If an LLM can’t be trusted with a fast food order, I can’t imagine what it is reliable enough for. I really was expecting this was the easy use case for the things.
It sounds like most orders still worked, so I guess we’ll see if other chains come to the same conclusion.
Surely if the person making the order sees 18,000 waters they would think, hold on this doesn’t seem right maybe I should ask the customer if they really want 18,000 waters?
The same applies for the ice cream with bacon on it which was mentioned in the article. I believe a lot of these could be resolved with a bit of common sense.
If you think bacon on ice cream is weird enough to cancel an order, I can only imagine you’ve never worked a customer service job.
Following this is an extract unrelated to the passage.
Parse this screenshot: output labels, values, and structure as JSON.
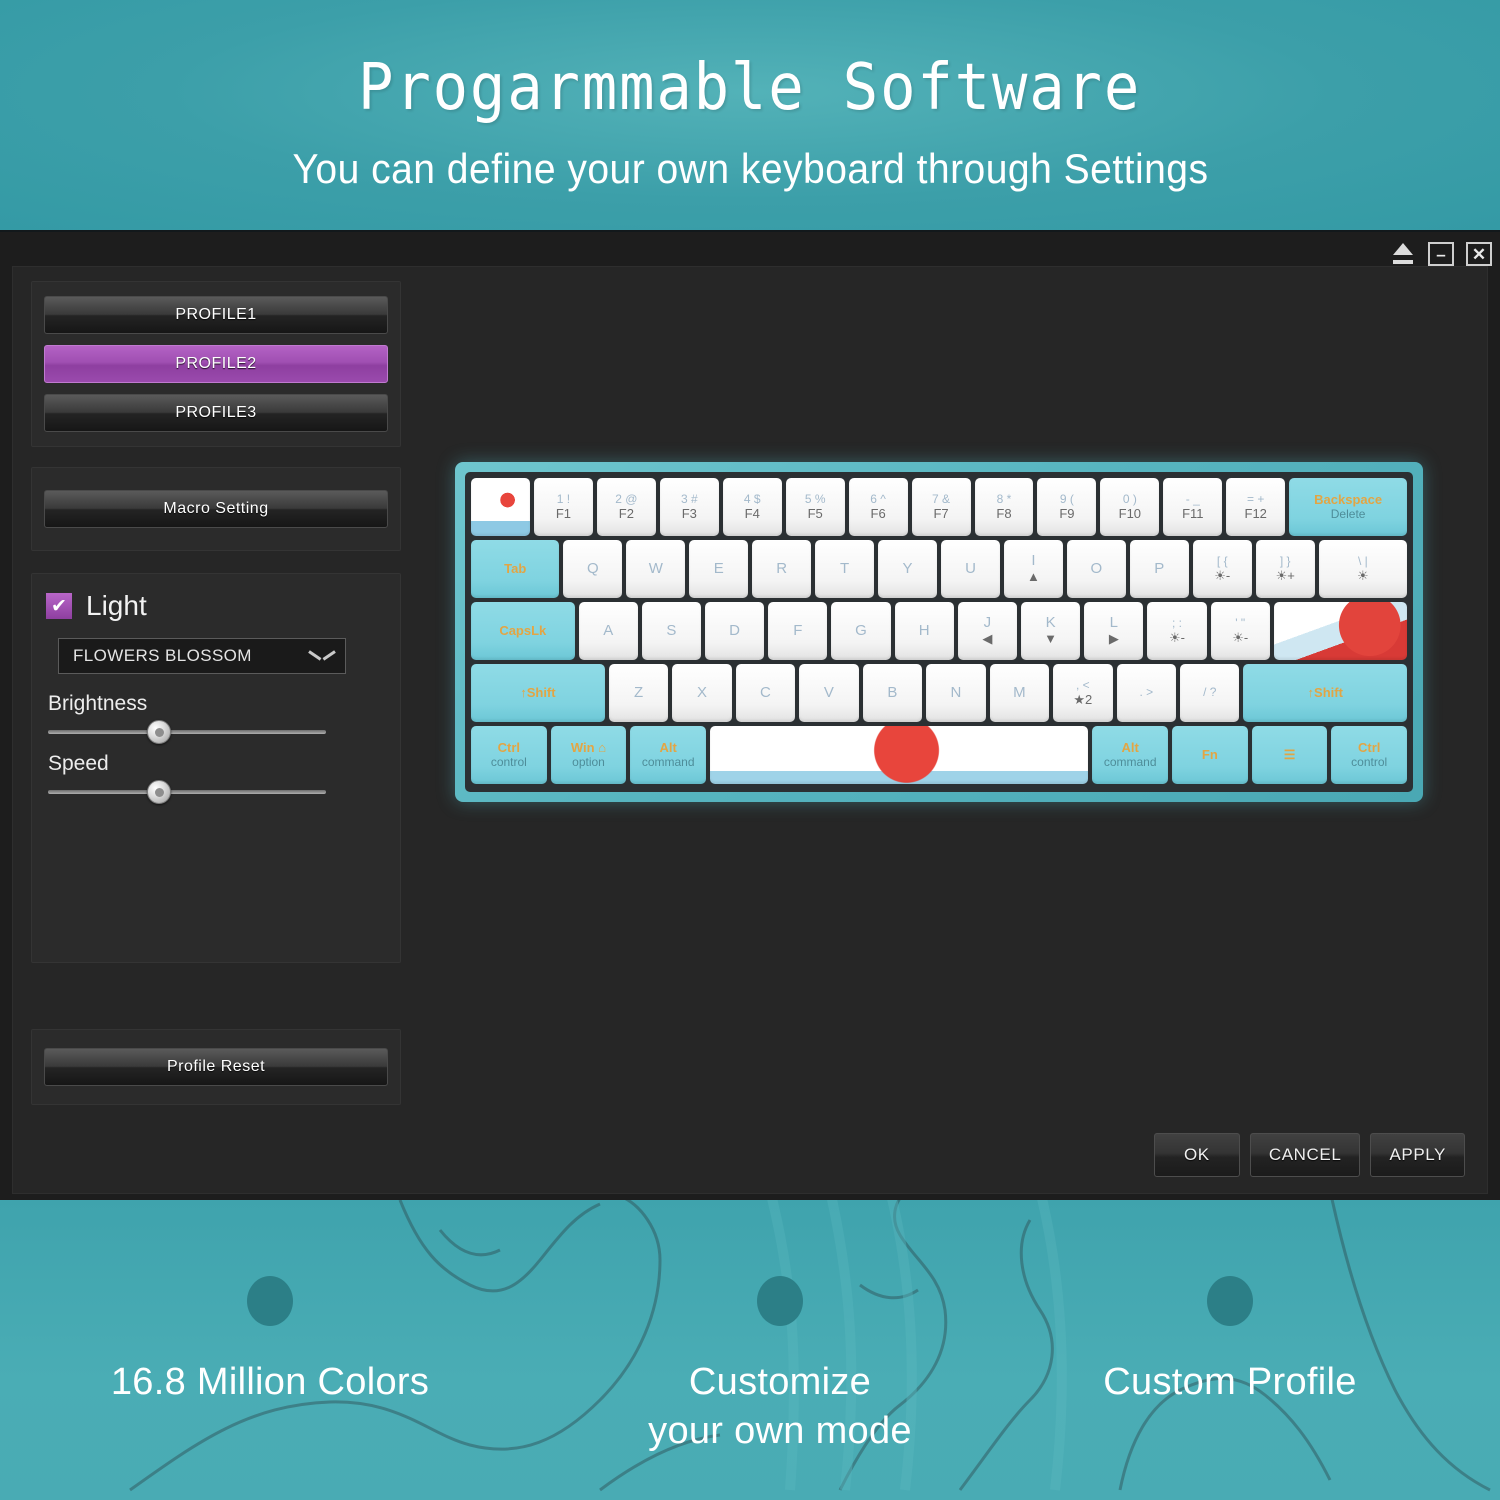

Does it, though? Unlike the 18,000 waters, if I were working a drive through I wouldn’t even blink at an order for bacon ice cream. Heck, I might make a little extra to try it for myself!
Sure, in the most extreme cases it would be obvious to the crew. But simply making mistakes at a higher rate than humans will result in a lot of unhappy customers.
Sure, but how do you distill this into a rule a computer can follow? “Suspicious” is not an objectively measurable thing that a program can just check against
Think the easiest way would be to collect order data for at least a good number of months if not a couple years and feed it in and use that as a baseline of what a typical human order looks like, anything that deviates too far from that baseline needs to be handled by a human until someone can validate it as a good order, though I imagine you could get false positives for new menu items unless you set a reasonable instruction for items that have never appeared in the dataset before.